Implementing E2B (R3) for Pharmacovigilance Reporting in China

With China joining ICH as its eighth regulatory member in June 2017, the National Medicinal Product Administration (NMPA) has accelerated the pace of regulatory reform by implementing ICH guidelines, including ICH M4, E2A, E2B (R3), M1 and E2D, and several tier 3 guidelines. This is a major step for the China Health Authority to be more harmonized with international standards.

NMPA has set aggressive timelines for ICH E2B R3 safety reporting compliance. The Center for Drug Evaluation (CDE), affiliated to the NMPA, is responsible for technical review of drug registration applications and the Center for Drug Re-evaluation (CDR) is responsible for drug adverse reaction and medical device adverse event monitoring.

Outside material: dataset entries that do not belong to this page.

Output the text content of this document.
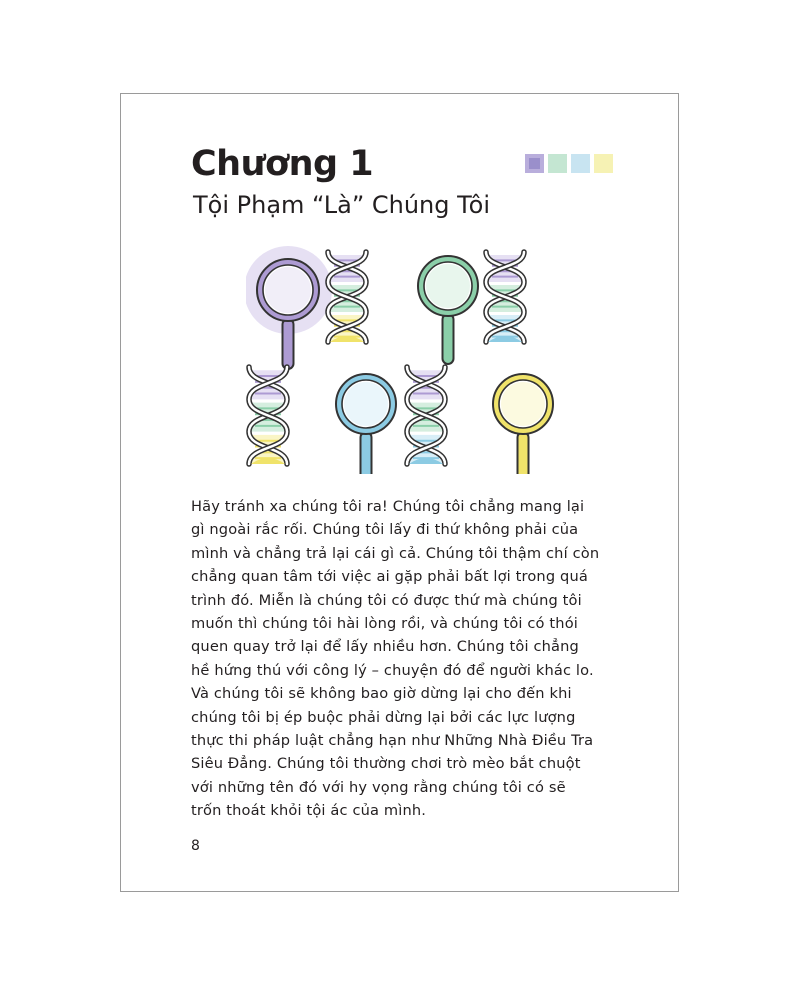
Chương 1
Tội Phạm “Là” Chúng Tôi

Hãy tránh xa chúng tôi ra! Chúng tôi chẳng mang lại
gì ngoài rắc rối. Chúng tôi lấy đi thứ không phải của
mình và chẳng trả lại cái gì cả. Chúng tôi thậm chí còn
chẳng quan tâm tới việc ai gặp phải bất lợi trong quá
trình đó. Miễn là chúng tôi có được thứ mà chúng tôi
muốn thì chúng tôi hài lòng rồi, và chúng tôi có thói
quen quay trở lại để lấy nhiều hơn. Chúng tôi chẳng
hề hứng thú với công lý – chuyện đó để người khác lo.
Và chúng tôi sẽ không bao giờ dừng lại cho đến khi
chúng tôi bị ép buộc phải dừng lại bởi các lực lượng
thực thi pháp luật chẳng hạn như Những Nhà Điều Tra
Siêu Đẳng. Chúng tôi thường chơi trò mèo bắt chuột
với những tên đó với hy vọng rằng chúng tôi có sẽ
trốn thoát khỏi tội ác của mình.

8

For IND safety reporting, it has been mandatory to submit domestic and foreign SUSARs in ICH E2B R3 format to CDE since May 2019. During the transition period (May 2018 through the end of April 2019), the clinical trial sponsor could submit SUSARs in the ICH E2B R2 format. To fulfill the ICH E2A expedited reporting requirement, the English version may be submitted within seven to fifteen days, and the Chinese version should be submitted in an additional 15 days.

For ADRs of marketed products, CDR has started to accept cases in E2B R3 format since the beginning of January 2020. It will be mandatory for all MAHs to submit all post-marketing ADRs in E2B R3 format at the beginning of July 2022.

The E2B (R3) China specification was finalized and published in November 2019 and is applicable for both IND safety reports and post-marketing safety reports. China health authorities held several rounds of industry feedback meetings to review the detailed data field requirements and incorporated 19 new elements required by regional requirements in the final specification.

E2B (R3) implementation brings challenges as well as opportunities to the whole industry. To stay compliant with the regulatory requirements, all sponsors and MAHs must start to establish or upgrade safety databases capable of generating safety reports per NMPA requirements. We have also seen many local CROs and system solution companies developing rapidly to establish a pharmacovigilance system with traceability and signal detection features compliant with ICH E2B guidelines.